When James leaves Fallbrook, what memories will he retain of our “friendly village”? He likes to say that he hasn’t been taught the three Rs in school, but, instead, the three Ks — Klu Klux Klan. I know I’ve learned that if tolerance is a Christian virtue, Fallbrook is not a Christian community.

When James leaves, we no longer will need a trace on our phone to stop the incessant calls that jar us awake in the middle of the night.

“Is James there? No? Well, tell him Big Mike called. Big Mike with the big dick.” Screams of laughter before the phone hangs up.

We will no longer have harassers calling again and again while we’re eating dinner, not saying anything, or moaning.

When James leaves, we won’t have to wash the car everyday.
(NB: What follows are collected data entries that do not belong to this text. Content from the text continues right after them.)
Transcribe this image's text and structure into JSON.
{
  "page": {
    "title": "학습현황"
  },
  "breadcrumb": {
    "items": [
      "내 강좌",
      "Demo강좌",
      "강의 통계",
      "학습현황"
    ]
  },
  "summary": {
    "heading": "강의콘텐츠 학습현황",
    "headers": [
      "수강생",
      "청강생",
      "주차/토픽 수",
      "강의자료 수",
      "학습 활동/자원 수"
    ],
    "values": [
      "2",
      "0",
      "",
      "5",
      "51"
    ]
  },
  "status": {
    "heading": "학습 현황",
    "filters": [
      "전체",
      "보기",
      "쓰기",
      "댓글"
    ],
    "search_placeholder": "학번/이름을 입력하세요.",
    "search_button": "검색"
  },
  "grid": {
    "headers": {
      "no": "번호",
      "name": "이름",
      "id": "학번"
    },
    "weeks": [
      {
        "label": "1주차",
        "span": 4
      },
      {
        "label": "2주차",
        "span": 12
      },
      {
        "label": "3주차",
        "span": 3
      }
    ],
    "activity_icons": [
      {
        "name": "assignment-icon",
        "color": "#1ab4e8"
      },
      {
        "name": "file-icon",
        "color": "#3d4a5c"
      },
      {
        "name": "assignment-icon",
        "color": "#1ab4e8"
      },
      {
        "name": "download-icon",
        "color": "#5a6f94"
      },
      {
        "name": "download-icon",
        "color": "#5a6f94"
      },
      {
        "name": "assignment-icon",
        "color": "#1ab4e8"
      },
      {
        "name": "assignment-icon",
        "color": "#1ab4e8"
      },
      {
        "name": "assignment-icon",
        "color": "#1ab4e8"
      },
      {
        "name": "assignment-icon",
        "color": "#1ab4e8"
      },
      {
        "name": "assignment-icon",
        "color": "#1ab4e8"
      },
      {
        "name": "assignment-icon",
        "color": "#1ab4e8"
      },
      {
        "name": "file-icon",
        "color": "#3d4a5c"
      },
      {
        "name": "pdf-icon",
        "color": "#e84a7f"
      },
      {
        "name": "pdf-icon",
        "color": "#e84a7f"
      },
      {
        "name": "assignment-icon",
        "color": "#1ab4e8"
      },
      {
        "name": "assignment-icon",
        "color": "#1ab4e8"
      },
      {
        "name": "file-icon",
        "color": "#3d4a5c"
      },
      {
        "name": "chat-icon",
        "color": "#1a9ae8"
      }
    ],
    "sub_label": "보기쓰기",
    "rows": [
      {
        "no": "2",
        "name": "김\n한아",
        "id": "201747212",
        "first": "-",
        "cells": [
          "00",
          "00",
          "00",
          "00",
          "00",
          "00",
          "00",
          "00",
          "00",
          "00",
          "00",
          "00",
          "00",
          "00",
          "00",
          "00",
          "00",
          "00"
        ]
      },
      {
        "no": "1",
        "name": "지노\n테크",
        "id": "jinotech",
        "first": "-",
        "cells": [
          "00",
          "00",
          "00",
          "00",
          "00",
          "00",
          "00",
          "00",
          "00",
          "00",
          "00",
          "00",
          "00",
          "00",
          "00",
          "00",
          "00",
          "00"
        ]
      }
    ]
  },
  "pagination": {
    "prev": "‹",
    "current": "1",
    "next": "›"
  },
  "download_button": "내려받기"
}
We are tired of wiping off the words “Die faggot,” “Queer,” “Fudge-packer” and “Butt-pirate,” written in felt marker or dust on the car. We won’t have to alternate which car he drives, to keep it from being keyed, to protect him from being ambushed.

When James leaves, my younger son, Mark, might have an easier time at school. Perhaps the student body will suffer memory loss, and he will no longer be tripped, called names and asked if his older brother comes into his room at night and screws him.

When James leaves, I will not have to go to the sheriff’s office with death threats that have been left on our car. Notes that read “Die, you fucking queer. We don’t like yo’ kind ‘round here. I’m going to kill you and shit on your face.”

I won’t have to watch the officer, smelling of body odor and alcohol, look up at me and ask, “Why do they think he’s a fag?”

“Because he is — gay, that is.”

I won’t have to watch the cop straighten his shoulders with a macho shake and say, “Well, I don’t have a problem with them, as long as they don’t come on to me.” As if anyone would come on to this smelly, unshaven officer of the law.

I won’t have to listen to reassurances by him and others that I needn’t worry about it, because, after all, they’re just kids, just messing around.

When James leaves, he’ll attend a university in a metropolitan area with a greater mix of ethnic and social groups than in this little town. He’ll escape a school system where he was beaten up and knocked unconscious in gym class; held down and punched repeatedly on the arm until he repeated ten fruits; told by his teachers that his “odd” voice could be corrected by a speech therapist; called names between each of his classes and during assemblies when receiving awards.

I’m not saying that when he leaves Fallbrook he won’t be harassed again. Homophobia is too rampant for that. But at least in a larger, dare I say more liberal, community, he’ll find more people who will support him, who will accept him.

When James leaves, perhaps lost friends will acknowledge me again. Maybe I’ll be able to walk by people I’ve known for fifteen years and not see them avert their eyes. Not that I want to know them anymore.

I don’t know if I’ll ever forgive this town for making me look forward to when James leaves.